Tuesday, August 7, 2012

My Treasure Box

               Everyone has his or her own unique childhood memories, I consider them as personal treasures. Some memories might have brought tears in our little eyes, but once we grow up they make us smile and are priceless. As many people, even I have a treasure box of my own, which looks like a garbage box to my brother, mother and father. What my family calls with various names like "Uma's bhandaara", "Uma's kasada raashi", "Uma's santhe", "Uma's haragana" or "Uma's kaatu kattale", it has a different name is my dictionary and that is "Uma's Treasure Box"! I am planning to dedicate this post in my blog exclusively for this little box of mine! Though my family has been laughing about my treasure box ever since I was five years old, I have not let them throw it away till today. When I got married and went to my husband's house with my belongings, it had become a new subject for my brother to laugh at saying, "why don't you take your 'bhandaara' with you?" But all those memories belong to the place where I was born and brought up, it will remain there forever and I don't let anyone touch them even now.

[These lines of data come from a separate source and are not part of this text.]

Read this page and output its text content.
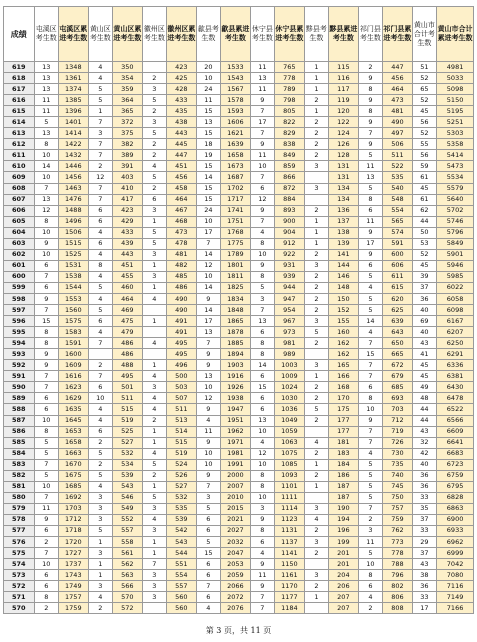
成绩	屯溪区考生数	屯溪区累进考生数	黄山区考生数	黄山区累进考生数	徽州区考生数	徽州区累进考生数	歙县考生数	歙县累进考生数	休宁县考生数	休宁县累进考生数	黟县考生数	黟县累进考生数	祁门县考生数	祁门县累进考生数	黄山市合计考生数	黄山市合计累进考生数
619	13	1348	4	350		423	20	1533	11	765	1	115	2	447	51	4981
618	13	1361	4	354	2	425	10	1543	13	778	1	116	9	456	52	5033
617	13	1374	5	359	3	428	24	1567	11	789	1	117	8	464	65	5098
616	11	1385	5	364	5	433	11	1578	9	798	2	119	9	473	52	5150
615	11	1396	1	365	2	435	15	1593	7	805	1	120	8	481	45	5195
614	5	1401	7	372	3	438	13	1606	17	822	2	122	9	490	56	5251
613	13	1414	3	375	5	443	15	1621	7	829	2	124	7	497	52	5303
612	8	1422	7	382	2	445	18	1639	9	838	2	126	9	506	55	5358
611	10	1432	7	389	2	447	19	1658	11	849	2	128	5	511	56	5414
610	14	1446	2	391	4	451	15	1673	10	859	3	131	11	522	59	5473
609	10	1456	12	403	5	456	14	1687	7	866		131	13	535	61	5534
608	7	1463	7	410	2	458	15	1702	6	872	3	134	5	540	45	5579
607	13	1476	7	417	6	464	15	1717	12	884		134	8	548	61	5640
606	12	1488	6	423	3	467	24	1741	9	893	2	136	6	554	62	5702
605	8	1496	6	429	1	468	10	1751	7	900	1	137	11	565	44	5746
604	10	1506	4	433	5	473	17	1768	4	904	1	138	9	574	50	5796
603	9	1515	6	439	5	478	7	1775	8	912	1	139	17	591	53	5849
602	10	1525	4	443	3	481	14	1789	10	922	2	141	9	600	52	5901
601	6	1531	8	451	1	482	12	1801	9	931	3	144	6	606	45	5946
600	7	1538	4	455	3	485	10	1811	8	939	2	146	5	611	39	5985
599	6	1544	5	460	1	486	14	1825	5	944	2	148	4	615	37	6022
598	9	1553	4	464	4	490	9	1834	3	947	2	150	5	620	36	6058
597	7	1560	5	469		490	14	1848	7	954	2	152	5	625	40	6098
596	15	1575	6	475	1	491	17	1865	13	967	3	155	14	639	69	6167
595	8	1583	4	479		491	13	1878	6	973	5	160	4	643	40	6207
594	8	1591	7	486	4	495	7	1885	8	981	2	162	7	650	43	6250
593	9	1600		486		495	9	1894	8	989		162	15	665	41	6291
592	9	1609	2	488	1	496	9	1903	14	1003	3	165	7	672	45	6336
591	7	1616	7	495	4	500	13	1916	6	1009	1	166	7	679	45	6381
590	7	1623	6	501	3	503	10	1926	15	1024	2	168	6	685	49	6430
589	6	1629	10	511	4	507	12	1938	6	1030	2	170	8	693	48	6478
588	6	1635	4	515	4	511	9	1947	6	1036	5	175	10	703	44	6522
587	10	1645	4	519	2	513	4	1951	13	1049	2	177	9	712	44	6566
586	8	1653	6	525	1	514	11	1962	10	1059		177	7	719	43	6609
585	5	1658	2	527	1	515	9	1971	4	1063	4	181	7	726	32	6641
584	5	1663	5	532	4	519	10	1981	12	1075	2	183	4	730	42	6683
583	7	1670	2	534	5	524	10	1991	10	1085	1	184	5	735	40	6723
582	5	1675	5	539	2	526	9	2000	8	1093	2	186	5	740	36	6759
581	10	1685	4	543	1	527	7	2007	8	1101	1	187	5	745	36	6795
580	7	1692	3	546	5	532	3	2010	10	1111		187	5	750	33	6828
579	11	1703	3	549	3	535	5	2015	3	1114	3	190	7	757	35	6863
578	9	1712	3	552	4	539	6	2021	9	1123	4	194	2	759	37	6900
577	6	1718	5	557	3	542	6	2027	8	1131	2	196	3	762	33	6933
576	2	1720	1	558	1	543	5	2032	6	1137	3	199	11	773	29	6962
575	7	1727	3	561	1	544	15	2047	4	1141	2	201	5	778	37	6999
574	10	1737	1	562	7	551	6	2053	9	1150		201	10	788	43	7042
573	6	1743	1	563	3	554	6	2059	11	1161	3	204	8	796	38	7080
572	6	1749	3	566	3	557	7	2066	9	1170	2	206	6	802	36	7116
571	8	1757	4	570	3	560	6	2072	7	1177	1	207	4	806	33	7149
570	2	1759	2	572		560	4	2076	7	1184		207	2	808	17	7166
第 3 页，共 11 页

               Anyway, that was an introduction to my little priceless treasure. Let me now give you an insight to my box. First of all, I am very proud of the hundreds of colorful feathers in it. I collected them during my school days and that reminds me of the shouting I used to get each and every day from dad for roaming in the forest on the way home from school. That was the reason I used to reach one and half hour after my brother's arrival at home though we used to leave our school at the same time. But I am still very proud of those colourful original feathers in my box ranging from 2 cm to 25 cm. It still makes me smile when I remember my dad's unsuccessful attempts to stop this habit of mine by saying "birds don't take bath everyday".
               The next treasures in the box are a few nests I collected after the birds flew from them. I had to hide them near the jeep shed since it was not allowed inside the house. I did try to hang them on the trees and make the birds re use them. But none of the birds accepted them.
               Then there are a few of our childhood drawings. These are the drawing of my cousins, my brother and my own. Most of them are cartoons and our childhood hero characters from our story books. They are not drawn on a neat drawing sheet, but drawn on regular paper pieces and I get to see scribbles behind them. I get to see the way how my and my brother's signature changed in the course of time!
               Also there are a few poems I had composed and a few pages of my childhood diary. Poems are absolutely in free verse, no rhyming words in it, nor any subject. And sometimes, the subject has nothing to with the poem. So I can now say that those are modern poems and it is left to the reader to find meaning in it! These poems make even my parents smile now.
               If you still keep opening my treasure box, you can find a few favourite chocolate wraps, neatly pressed under a book. I had preserved some to show my dad after eating some particular chocolates, so that dad could get the same chocolate next time. We were not allowed to eat chocolates without wrap, so some were preserved to prove that the chocolates I ate did have wrap and are of 'campco' company!
               Next comes a few old stamps, but some of them were not postage stamps. I had not realized it then. So it was collected and preserved. I also have a huge collection of greeting cards we got.
               When I became a little older, I started collecting pictures of a favourite writer of mine. Though I haven't read many of his books, I have a great respect for Dr. Shivarama Karanth and collection of his pictures was the outcome of it. 
               I also have a few torn pages of stupid essay my brother wrote on my essay book in my absence to get me in trouble by the teacher. That reminds me of the time he wrote it. I had a homework of completing my kannada essay on Kannada proverbs and had started with the first line of introduction. That was when my mom called me to the kitchen for some work. My brother was sitting in the same room and when I returned from kitchen, the essay was complete. And the entire essay was written about a mosquito that bit him! Anyone can imagine the huge fight we had that day, and the complaint went to parents and the deserved person got punished too. But today when I read that angrily torn page of my essay book, it brings a huge smile on my face! 
                You can also find peacock feathers kept safely under the pages along with a few pieces of paper for the feathers to eat and grow. Because that was what my friends and I believed back then, that if we feed peacock feathers with paper pieces, they don't just grow in size, but also in numbers! Since I didn't keep an exact count of how many feathers were there when I kept them in my book, I can't say it if the number of feathers has increased. 
               So the list of items in my treasure box goes on from a stick I hid (so that nobody would find it to hit me) to dry flowers (which I had found beautiful) from various years. I had considered all these items as a treasure, I am considering it so even now and I will call it treasure in the future too. Because my childhood is exclusively mine and I don't want to forget these tiny funny details of it ever!